If the storage capacity in the sewer system upstream of a blockage is big enough, then there is a good chance to identify the blockage before an overflow occurs. Otherwise, early detection of an ongoing overflow will reduce its duration and impact. Many of the chokes identified so far have been in bushland where overflows are not in public view and could have run for days before being reported.
In 2020-21 this approach identified 28 potential chokes upstream of SPSs. Twenty of these were confirmed as chokes by field crews, and the remainder either had no issue or had previously been reported by customers. In the meantime, the team has operationalised the solution in migrating the data analysis and reporting component into Sydney Water’s SCADA system, called IICATS.
Based on the success of this approach, the logical next step was to apply this method further up in the catchment to evaluate if blockages and overflows could be detected in the reticulation network.
Diurnal Modelling and Prediction
The more recent deployment of IoT-based analogue level sensors within the reticulated wastewater network has provided much finer resolution data of level and therefore derived flows.
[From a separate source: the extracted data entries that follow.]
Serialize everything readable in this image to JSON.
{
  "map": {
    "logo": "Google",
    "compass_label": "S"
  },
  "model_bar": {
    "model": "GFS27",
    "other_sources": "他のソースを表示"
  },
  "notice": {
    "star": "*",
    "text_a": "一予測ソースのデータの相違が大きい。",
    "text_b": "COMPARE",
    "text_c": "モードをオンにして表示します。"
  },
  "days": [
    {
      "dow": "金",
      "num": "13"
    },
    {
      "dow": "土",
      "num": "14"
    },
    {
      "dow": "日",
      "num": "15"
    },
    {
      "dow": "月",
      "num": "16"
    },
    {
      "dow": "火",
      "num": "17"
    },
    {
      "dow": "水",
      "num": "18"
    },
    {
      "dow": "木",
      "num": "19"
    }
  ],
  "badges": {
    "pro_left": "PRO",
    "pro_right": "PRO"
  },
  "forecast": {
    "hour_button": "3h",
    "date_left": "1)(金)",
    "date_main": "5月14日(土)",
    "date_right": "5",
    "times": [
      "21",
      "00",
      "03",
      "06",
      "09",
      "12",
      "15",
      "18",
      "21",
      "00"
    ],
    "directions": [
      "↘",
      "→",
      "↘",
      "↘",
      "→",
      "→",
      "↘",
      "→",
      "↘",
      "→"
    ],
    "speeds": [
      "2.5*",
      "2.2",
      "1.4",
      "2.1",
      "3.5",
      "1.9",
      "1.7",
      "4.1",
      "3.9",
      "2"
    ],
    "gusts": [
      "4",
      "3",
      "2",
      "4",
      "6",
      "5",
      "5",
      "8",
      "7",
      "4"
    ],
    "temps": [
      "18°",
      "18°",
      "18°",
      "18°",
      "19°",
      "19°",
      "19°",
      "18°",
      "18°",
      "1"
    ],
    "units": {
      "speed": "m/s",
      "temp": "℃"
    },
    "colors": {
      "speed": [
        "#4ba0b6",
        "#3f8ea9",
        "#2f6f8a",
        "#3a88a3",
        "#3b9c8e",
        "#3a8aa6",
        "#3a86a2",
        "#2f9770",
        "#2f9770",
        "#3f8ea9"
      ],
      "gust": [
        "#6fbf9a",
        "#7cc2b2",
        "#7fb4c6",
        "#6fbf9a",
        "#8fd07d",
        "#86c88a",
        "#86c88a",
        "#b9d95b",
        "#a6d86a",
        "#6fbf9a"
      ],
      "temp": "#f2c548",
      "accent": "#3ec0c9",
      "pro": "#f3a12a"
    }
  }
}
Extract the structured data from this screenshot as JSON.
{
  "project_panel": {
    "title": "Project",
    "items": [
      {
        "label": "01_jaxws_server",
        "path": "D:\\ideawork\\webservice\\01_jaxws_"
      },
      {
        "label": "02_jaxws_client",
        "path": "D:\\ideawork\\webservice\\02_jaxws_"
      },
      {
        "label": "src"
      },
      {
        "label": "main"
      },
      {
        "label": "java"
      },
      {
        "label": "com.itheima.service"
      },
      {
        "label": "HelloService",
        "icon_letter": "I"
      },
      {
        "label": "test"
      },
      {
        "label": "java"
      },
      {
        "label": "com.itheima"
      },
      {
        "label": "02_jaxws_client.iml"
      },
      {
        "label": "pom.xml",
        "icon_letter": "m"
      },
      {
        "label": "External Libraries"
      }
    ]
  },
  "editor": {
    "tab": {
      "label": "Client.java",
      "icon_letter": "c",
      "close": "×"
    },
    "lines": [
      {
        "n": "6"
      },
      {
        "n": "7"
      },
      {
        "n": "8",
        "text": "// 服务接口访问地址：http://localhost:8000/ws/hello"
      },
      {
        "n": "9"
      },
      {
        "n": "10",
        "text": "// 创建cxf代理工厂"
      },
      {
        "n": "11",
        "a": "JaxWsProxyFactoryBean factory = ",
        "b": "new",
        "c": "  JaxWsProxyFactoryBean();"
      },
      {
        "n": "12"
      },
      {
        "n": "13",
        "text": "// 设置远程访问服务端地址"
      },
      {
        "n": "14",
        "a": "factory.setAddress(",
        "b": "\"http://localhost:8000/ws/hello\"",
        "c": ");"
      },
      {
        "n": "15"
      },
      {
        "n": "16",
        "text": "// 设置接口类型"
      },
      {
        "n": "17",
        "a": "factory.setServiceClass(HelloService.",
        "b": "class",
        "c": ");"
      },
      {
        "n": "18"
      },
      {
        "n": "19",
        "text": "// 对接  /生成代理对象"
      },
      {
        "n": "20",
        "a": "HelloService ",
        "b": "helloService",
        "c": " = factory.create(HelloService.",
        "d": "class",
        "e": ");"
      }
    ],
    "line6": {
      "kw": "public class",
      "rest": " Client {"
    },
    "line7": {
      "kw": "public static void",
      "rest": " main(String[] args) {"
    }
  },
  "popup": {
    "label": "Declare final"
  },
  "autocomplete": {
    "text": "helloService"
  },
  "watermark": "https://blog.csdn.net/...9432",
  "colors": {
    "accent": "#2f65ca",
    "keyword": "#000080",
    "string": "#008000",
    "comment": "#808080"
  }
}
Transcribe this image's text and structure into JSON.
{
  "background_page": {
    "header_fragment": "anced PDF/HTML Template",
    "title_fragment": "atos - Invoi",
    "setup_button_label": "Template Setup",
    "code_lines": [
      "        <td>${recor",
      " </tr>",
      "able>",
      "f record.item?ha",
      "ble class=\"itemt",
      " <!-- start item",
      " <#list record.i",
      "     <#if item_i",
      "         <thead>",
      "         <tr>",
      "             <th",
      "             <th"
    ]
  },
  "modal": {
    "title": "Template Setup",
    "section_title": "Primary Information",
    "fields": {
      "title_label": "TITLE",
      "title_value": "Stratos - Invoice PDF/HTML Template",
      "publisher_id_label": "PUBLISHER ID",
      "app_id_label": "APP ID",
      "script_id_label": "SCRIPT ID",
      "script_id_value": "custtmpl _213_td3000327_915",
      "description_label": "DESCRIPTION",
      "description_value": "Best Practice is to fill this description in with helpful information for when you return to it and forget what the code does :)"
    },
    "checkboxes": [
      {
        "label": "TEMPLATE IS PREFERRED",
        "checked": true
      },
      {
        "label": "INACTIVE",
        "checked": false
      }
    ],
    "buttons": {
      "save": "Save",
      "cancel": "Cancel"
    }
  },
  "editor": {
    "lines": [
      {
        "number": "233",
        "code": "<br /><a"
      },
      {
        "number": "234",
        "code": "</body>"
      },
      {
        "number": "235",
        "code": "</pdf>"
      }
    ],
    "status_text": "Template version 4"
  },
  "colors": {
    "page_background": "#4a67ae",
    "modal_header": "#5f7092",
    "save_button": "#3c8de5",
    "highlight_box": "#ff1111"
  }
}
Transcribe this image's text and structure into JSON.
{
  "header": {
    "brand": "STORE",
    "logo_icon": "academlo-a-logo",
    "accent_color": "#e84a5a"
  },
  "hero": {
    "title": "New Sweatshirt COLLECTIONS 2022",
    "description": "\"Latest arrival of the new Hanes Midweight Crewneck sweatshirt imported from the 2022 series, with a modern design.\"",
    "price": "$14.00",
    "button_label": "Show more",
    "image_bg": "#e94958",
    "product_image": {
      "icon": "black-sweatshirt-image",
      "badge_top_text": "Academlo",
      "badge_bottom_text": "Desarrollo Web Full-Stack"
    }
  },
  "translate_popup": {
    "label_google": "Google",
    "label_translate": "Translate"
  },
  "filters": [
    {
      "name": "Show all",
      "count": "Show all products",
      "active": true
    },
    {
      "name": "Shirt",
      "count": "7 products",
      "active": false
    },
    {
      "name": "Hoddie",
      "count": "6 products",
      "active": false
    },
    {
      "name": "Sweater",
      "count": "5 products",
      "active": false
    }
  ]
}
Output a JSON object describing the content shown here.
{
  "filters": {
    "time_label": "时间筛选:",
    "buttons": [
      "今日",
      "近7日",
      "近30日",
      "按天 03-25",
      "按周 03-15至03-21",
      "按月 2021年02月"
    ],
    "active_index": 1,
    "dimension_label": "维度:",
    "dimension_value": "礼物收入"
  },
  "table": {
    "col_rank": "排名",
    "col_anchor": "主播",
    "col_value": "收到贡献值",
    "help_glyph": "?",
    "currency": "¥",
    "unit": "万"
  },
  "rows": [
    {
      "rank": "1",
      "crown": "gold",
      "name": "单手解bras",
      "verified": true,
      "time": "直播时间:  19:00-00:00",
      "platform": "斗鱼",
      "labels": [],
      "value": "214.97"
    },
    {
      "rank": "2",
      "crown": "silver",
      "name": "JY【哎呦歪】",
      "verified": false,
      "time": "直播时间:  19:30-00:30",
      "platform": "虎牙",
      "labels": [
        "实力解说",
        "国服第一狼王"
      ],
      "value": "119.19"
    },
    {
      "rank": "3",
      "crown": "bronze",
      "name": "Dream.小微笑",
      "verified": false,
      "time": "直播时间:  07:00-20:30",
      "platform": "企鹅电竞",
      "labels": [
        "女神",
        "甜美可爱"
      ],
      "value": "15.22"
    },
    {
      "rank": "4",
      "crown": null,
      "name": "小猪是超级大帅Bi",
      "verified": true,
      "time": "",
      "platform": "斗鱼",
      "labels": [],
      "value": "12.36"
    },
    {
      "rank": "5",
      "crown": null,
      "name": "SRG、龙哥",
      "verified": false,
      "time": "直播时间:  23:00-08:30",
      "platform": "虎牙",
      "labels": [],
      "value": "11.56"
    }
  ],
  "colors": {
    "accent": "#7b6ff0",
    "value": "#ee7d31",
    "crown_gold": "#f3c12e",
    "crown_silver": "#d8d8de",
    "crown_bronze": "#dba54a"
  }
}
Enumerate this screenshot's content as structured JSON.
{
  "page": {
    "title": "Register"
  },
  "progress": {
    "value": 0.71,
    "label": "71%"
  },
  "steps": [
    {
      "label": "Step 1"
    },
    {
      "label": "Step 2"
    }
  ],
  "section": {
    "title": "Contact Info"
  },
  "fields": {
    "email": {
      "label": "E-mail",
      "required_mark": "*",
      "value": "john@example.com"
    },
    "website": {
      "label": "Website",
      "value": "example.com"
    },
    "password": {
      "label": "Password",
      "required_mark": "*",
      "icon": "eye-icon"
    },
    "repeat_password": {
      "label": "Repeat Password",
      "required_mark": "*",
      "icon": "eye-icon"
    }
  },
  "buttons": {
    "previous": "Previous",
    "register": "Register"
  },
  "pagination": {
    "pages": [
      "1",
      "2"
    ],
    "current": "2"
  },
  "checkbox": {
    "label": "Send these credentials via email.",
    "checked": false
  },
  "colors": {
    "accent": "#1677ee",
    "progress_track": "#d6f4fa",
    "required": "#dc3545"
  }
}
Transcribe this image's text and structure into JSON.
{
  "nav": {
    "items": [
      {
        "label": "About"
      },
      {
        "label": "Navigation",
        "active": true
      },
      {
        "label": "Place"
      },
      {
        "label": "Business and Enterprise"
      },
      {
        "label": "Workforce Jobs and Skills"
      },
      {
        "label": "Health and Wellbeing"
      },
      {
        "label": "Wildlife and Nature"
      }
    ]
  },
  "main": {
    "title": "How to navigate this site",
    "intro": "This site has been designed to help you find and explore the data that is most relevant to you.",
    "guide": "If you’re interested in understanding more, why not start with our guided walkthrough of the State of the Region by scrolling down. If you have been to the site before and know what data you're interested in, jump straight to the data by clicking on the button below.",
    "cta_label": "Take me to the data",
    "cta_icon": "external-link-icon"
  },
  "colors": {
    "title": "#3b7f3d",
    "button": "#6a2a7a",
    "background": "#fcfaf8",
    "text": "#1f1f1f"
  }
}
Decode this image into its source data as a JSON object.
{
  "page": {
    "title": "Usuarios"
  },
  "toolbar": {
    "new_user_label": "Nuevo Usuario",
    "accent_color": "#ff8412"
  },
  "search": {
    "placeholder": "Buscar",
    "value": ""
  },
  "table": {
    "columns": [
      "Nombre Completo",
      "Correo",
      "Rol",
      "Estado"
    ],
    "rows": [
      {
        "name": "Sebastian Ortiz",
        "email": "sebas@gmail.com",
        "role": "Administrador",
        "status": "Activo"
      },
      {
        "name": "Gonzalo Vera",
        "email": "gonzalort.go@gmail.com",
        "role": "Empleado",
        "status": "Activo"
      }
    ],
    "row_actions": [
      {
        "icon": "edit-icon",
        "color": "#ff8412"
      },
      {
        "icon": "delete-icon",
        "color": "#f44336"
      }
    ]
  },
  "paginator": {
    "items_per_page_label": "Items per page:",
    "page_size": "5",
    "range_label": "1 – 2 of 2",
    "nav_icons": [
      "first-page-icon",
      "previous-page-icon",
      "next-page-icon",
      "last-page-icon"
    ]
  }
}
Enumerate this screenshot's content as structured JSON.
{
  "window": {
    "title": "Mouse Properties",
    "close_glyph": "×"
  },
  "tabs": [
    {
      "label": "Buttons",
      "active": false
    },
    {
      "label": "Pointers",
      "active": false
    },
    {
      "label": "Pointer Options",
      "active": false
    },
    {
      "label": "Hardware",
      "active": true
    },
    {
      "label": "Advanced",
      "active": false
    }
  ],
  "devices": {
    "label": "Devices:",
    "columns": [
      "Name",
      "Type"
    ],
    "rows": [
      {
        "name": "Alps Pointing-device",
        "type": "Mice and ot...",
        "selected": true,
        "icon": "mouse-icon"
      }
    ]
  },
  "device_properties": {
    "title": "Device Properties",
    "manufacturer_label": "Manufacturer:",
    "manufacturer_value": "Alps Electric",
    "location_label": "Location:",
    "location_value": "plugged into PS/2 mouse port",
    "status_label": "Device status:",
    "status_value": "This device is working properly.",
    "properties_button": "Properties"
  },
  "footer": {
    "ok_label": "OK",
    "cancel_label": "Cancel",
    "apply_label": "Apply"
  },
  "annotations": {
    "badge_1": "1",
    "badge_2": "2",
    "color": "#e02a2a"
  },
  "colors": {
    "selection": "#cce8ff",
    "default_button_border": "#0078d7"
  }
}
This has demonstrated predictable diurnal traces even in low-flow areas of the Sydney Water wastewater network. Furthermore, the predictability of time-based flows can be modelled on historical data and then used to forecast expected flows in near real-time.
We developed a diurnal prediction model within Sydney Water’s current IoT platform to detect emerging blockages within the sewer reticulation network. This model utilises historical level data for each wastewater asset to first tune the ‘expected’ time-of-day based flow within that asset, see Figure 7.
By leveraging hourly time-slicing and an exponentially weighted moving average as the first-order infinite impulse response filter to reticulated wastewater level data, we are able to normalise diurnal flows at each network asset within the interquartile range. This is the basis for an early detection tool that identifies out-of-ordinary flows, indicating a sewer main break, a blockage both upstream and downstream of each site, and predicting potential overflow events before they occur.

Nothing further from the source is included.